Systemic inflammation is not attenuated upon rechallenge. (A) Data were extracted from Gonçalves et al. (2014) to examine the frequency of severe or complicated malaria during the first 14 infections of life in infants living in a hyperendemic setting. We first plotted the total number of cases of malaria (including mild or uncomplicated episodes) and used least squares regression to impute missing values (for infection numbers 9, 11, 12, and 13). Imputed values are shown as a grey triangle whereas filled circles indicate data as reported by Gonçalves et al. The total number of children experiencing at least one episode of malaria was n = 715. (B) We next plotted the incidence of severe or complicated malaria at each order of infection (as shown in Fig. 1, A and B) and performed maximum likelihood estimation to select the best model fit for these data; log likelihood (logL) and AIC both show that an exponential decay in risk provides the best fit (SE, standard error). (C) Healthy malaria-naive adults were enrolled in the VAC063 study and infected up to three times with P. falciparum (clone 3D7) by direct blood challenge. The mean frequency of eosinophils, lymphocytes, monocytes, and neutrophils in whole blood at baseline and diagnosis is shown (note that the loss of lymphocytes at diagnosis is comparable in all three infections). (D) RNAseq was used to identify differentially expressed genes in whole blood at diagnosis (versus baseline) (adj P < 0.05 and >1.5 fold-change).
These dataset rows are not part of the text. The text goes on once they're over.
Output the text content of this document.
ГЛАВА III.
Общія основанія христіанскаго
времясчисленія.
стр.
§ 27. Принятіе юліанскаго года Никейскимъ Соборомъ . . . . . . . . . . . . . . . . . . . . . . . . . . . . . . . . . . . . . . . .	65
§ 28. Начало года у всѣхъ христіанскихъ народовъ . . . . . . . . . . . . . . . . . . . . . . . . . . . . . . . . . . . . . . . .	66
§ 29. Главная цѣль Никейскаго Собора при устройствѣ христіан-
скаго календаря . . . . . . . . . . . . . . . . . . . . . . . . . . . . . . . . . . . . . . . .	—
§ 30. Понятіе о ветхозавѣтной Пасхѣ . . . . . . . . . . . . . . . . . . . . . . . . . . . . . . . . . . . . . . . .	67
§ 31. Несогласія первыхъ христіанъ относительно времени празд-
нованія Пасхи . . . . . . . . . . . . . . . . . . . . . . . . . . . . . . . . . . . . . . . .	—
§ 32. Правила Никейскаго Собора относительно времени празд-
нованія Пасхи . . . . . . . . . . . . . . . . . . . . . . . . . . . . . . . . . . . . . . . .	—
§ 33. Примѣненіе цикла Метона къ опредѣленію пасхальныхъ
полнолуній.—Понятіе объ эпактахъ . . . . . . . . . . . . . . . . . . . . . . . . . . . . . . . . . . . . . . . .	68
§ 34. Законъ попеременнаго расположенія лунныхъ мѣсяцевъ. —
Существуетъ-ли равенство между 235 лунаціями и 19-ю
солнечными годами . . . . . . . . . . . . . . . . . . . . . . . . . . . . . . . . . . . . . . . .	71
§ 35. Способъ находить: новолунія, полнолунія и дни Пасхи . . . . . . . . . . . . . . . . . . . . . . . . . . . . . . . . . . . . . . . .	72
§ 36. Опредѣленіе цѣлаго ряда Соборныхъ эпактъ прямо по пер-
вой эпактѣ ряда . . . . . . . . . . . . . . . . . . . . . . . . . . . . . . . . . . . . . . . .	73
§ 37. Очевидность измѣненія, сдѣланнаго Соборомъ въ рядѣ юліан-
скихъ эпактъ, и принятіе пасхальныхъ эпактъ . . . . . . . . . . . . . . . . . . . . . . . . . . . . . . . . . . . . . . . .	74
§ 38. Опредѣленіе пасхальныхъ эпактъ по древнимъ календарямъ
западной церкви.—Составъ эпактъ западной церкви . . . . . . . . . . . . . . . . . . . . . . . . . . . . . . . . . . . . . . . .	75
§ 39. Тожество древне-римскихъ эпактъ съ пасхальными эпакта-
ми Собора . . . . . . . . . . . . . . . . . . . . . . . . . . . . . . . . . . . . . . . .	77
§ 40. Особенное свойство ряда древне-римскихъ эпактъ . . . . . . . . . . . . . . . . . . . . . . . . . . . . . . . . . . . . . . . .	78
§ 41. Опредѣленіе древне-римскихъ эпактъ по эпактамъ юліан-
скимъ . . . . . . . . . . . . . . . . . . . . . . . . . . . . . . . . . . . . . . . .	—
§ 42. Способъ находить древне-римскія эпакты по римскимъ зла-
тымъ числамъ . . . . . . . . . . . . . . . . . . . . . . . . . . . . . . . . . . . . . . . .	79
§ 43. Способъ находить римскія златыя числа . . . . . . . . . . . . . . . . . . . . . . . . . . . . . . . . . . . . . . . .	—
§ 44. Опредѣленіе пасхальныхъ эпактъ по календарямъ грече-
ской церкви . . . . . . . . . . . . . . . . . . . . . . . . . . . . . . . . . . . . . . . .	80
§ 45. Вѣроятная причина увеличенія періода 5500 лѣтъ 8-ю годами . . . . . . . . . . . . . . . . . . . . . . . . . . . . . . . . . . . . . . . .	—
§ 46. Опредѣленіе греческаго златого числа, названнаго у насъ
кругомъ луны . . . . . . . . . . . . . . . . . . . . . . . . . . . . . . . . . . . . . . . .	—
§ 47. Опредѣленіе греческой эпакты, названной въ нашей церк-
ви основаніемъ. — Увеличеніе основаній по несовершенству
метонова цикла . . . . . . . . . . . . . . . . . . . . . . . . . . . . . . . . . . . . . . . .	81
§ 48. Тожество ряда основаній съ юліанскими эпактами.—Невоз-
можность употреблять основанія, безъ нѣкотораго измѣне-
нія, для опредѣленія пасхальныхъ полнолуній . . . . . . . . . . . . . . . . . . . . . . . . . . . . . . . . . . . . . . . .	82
Volcano plots show all differentially expressed genes (colored dots) and the dashed lines represent the significance/fold-change (FC) cutoffs. The top 10 differentially expressed genes (lowest adj P) in each infection are labeled (first, second, and third infection were analyzed independently). (E) The log₂ fold-change of signature genes associated with interferon signaling and type I inflammation are shown at diagnosis (versus baseline) in the first, second, and third infection. Square brackets indicate that common protein names have been used. In C, n = 10 (first and second infection) and n = 6 (third infection). In D and E, n = 10 (first infection), n = 9 (second infection), and n = 6 (third infection). v1040 was excluded from RNAseq analysis in the second infection because their baseline sample failed QC.